Parc automobile où les véhicules attendent de rejoindre leurs (futurs) propriétaires – Isopix

Le destin des constructeurs automobiles se joue dans la manière dont les directions accomplissent la transition du moteur à combustion vers les batteries électriques, tranche KPMG. D’ici 2030, la surcapacité des voitures traditionnelles équivaudra à 200 usines de montage rendues inutiles.

Les constructeurs automobiles sont en train d’investir plus de 200 milliards de dollars sur le segment des voitures électriques, c’est plus que ce que la Nasa avait dépensé à l’époque pour envoyer le premier homme sur la lune, estiment les analystes de KPMG. Mais rien ne sert d’investir, il faut partir à point.

Le groupe de consultance vient de présenter un nouveau document de recherche sobrement intitulé Place Your Billion-Dollar Bets Wisely dans lequel les estimations annoncent que les véhicules à batterie représenteront 24 à 37% du marché mondial d’ici 2030.
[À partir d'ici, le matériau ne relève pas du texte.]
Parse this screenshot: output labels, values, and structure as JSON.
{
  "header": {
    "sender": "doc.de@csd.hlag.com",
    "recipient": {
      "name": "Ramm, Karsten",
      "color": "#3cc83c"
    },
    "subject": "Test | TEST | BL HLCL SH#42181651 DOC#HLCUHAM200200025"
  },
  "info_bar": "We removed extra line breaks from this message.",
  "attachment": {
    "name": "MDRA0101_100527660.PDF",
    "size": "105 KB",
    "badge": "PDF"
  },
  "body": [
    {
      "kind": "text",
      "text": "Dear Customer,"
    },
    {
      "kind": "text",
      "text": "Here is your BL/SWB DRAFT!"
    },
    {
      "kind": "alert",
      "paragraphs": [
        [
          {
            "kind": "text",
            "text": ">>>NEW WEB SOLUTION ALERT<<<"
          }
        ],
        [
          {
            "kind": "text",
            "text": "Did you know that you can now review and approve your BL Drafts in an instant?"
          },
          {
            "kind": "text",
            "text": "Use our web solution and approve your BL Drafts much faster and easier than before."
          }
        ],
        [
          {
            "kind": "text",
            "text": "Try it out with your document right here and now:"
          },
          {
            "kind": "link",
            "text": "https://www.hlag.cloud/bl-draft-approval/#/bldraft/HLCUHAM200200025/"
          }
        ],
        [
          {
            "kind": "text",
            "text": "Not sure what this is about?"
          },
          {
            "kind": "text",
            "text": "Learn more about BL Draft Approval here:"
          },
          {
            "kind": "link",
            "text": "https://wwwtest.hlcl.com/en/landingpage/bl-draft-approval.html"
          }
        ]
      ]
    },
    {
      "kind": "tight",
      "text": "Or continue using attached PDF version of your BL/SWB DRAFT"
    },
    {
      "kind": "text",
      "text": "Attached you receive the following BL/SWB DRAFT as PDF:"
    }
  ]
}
‘Un changement structurel massif. De nouvelles positions dominantes vont se construire, et les anciens empires risquent de tomber. Les enjeux ne pourraient pas être plus élevés’, indique KPMG.

En voie de disparition

Alarmiste, l’étude signale que le sort de l’industrie auto repose sur la bonne gestion dont feront preuve les dirigeants des différents groupes afin d’équilibrer la montée en puissance de l’électrique simultanément au déclin des moteurs à carburant fossile. Si dans les neuf prochaines années les véhicules électriques atteignent une part de marché de 30%, une surcapacité critique suivra : quelque 40 millions de véhicules à essence/diesel ou l’équivalent de 200 usines inutiles par an.

En misant trop tôt et trop gros sur l’électricité, les constructeurs risquent de se retrouver sans les véhicules dont ils ont besoin pour continuer à faire des bénéfices. Mais prendre du retard sur la courbe électrique pourrait sonner le glas des retardataires qui s’accrochent trop longtemps aux carburants traditionnels, assure KPMG.

‘Se tromper dans le choix du moment est très risqué. Si vous vous trompez de cinq ans, vous risquez de faire faillite. Il pourrait y avoir de gros crashs’, a affirmé à l’agence Bloomberg le coauteur de l’étude, Gary Silberg, responsable Automotive practice chez KPMG US.

L’étude prévoit qu’un ou deux des principaux constructeurs automobiles mondiaux ne parviendront pas à réaliser ce virage technologique et cesseront d’exister au cours de la prochaine décennie.